Our company users are stored in ldap (oracle internet directory). Users have certain groups, e.g. Administrators, Users etc. I need to map those groups to my client application roles. Client application is test Spring Boot app with keycloak-spring-security-adapter (pom).
Steps I made in Keycloak admin console:
- In Users Federation menu create user federation with ldap (without import). Check that ldap users can be found in Users menu.
- Add group-ldap-mapper https://prnt.sc/12fb6b8 Check that ldap groups are visible in Groups menu. Also users have correct group membership: https://prnt.sc/12fb9xr
- In Clients create client for my application.
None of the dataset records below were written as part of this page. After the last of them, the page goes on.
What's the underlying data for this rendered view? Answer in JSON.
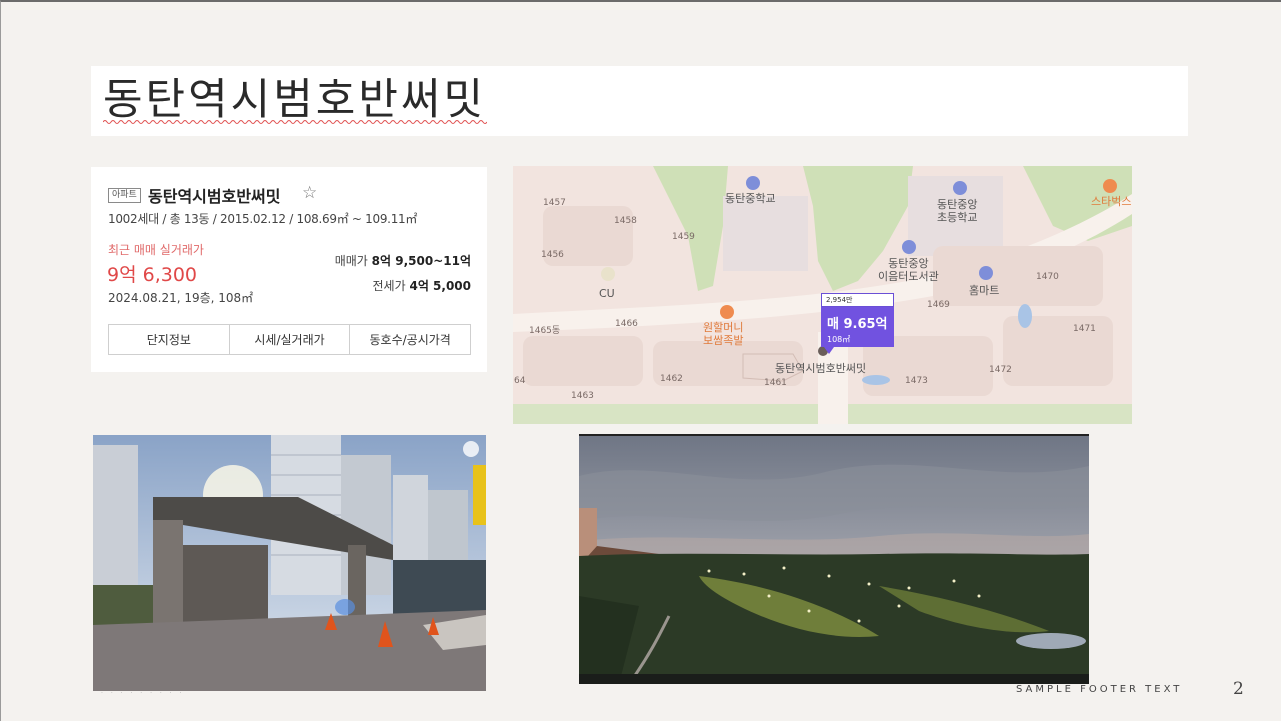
{
  "slide": {
    "title": "동탄역시범호반써밋",
    "footer": "SAMPLE FOOTER TEXT",
    "page_number": "2"
  },
  "card": {
    "badge": "아파트",
    "name": "동탄역시범호반써밋",
    "favorite_icon": "star-outline-icon",
    "meta": "1002세대 / 총 13동 / 2015.02.12 / 108.69㎡ ~ 109.11㎡",
    "recent_label": "최근 매매 실거래가",
    "recent_price": "9억 6,300",
    "recent_date": "2024.08.21, 19층, 108㎡",
    "sale_label": "매매가",
    "sale_value": "8억 9,500~11억",
    "lease_label": "전세가",
    "lease_value": "4억 5,000",
    "tabs": [
      "단지정보",
      "시세/실거래가",
      "동호수/공시가격"
    ],
    "accent_color": "#e04848"
  },
  "map": {
    "block_numbers": [
      "1457",
      "1458",
      "1459",
      "1456",
      "1465동",
      "1466",
      "1462",
      "1463",
      "1461",
      "1469",
      "1470",
      "1471",
      "1472",
      "1473",
      "64"
    ],
    "pois": {
      "school1": "동탄중학교",
      "school2_line1": "동탄중앙",
      "school2_line2": "초등학교",
      "library_line1": "동탄중앙",
      "library_line2": "이음터도서관",
      "mart": "홈마트",
      "cafe": "스타벅스",
      "cu": "CU",
      "restaurant_line1": "원할머니",
      "restaurant_line2": "보쌈족발",
      "apartment": "동탄역시범호반써밋"
    },
    "pin": {
      "top": "2,954만",
      "price": "매 9.65억",
      "area": "108㎡",
      "color": "#7152e0"
    }
  }
}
- In client create two roles - ADMIN and USER: https://prnt.sc/12fbbut
- In Groups - Administrators (ldap group) - Role Mappings add ADMIN client role: http://prntscr.com/12fbhbq Do same for USER. Now my user in Users menu have correct effective roles, including ADMIN and USER: https://prnt.sc/12fc7j2
Create simple Spring Boot app with KeycloakWebSecurityConfigurerAdapter: https://pastebin.com/HsHuNn55 And application.yml: https://pastebin.com/JPFmwKyS
Now I access my client application in a browser and get redirected to keycloak, where I authenticate with my ldap user password.
I expect authenticated user to have ADMIN role within application. But actually it only have standard keycloak roles and not my custom roles created in client: https://prnt.sc/12fc3fx Controller methods with @PreAuthorize("hasRole('ADMIN')") respond with 403.
What am I missing?
Thanks. Keycloak 12.0.3, Spring Boot 2.4.2
upd:
I've made http request to keycloak auth endpoint outside my client app (using http client) and in received access token I do see my custom ADMIN and USER roles in resource_access section:
"realm_access": {
"roles": [
"offline_access",
"uma_authorization"
]
},
"resource_access": {
"adapter-client-test": {
"roles": [
"ADMIN",
"USER"
]
},
So I believe keycloak itself is configured correctly but something's wrong with spring boot client application?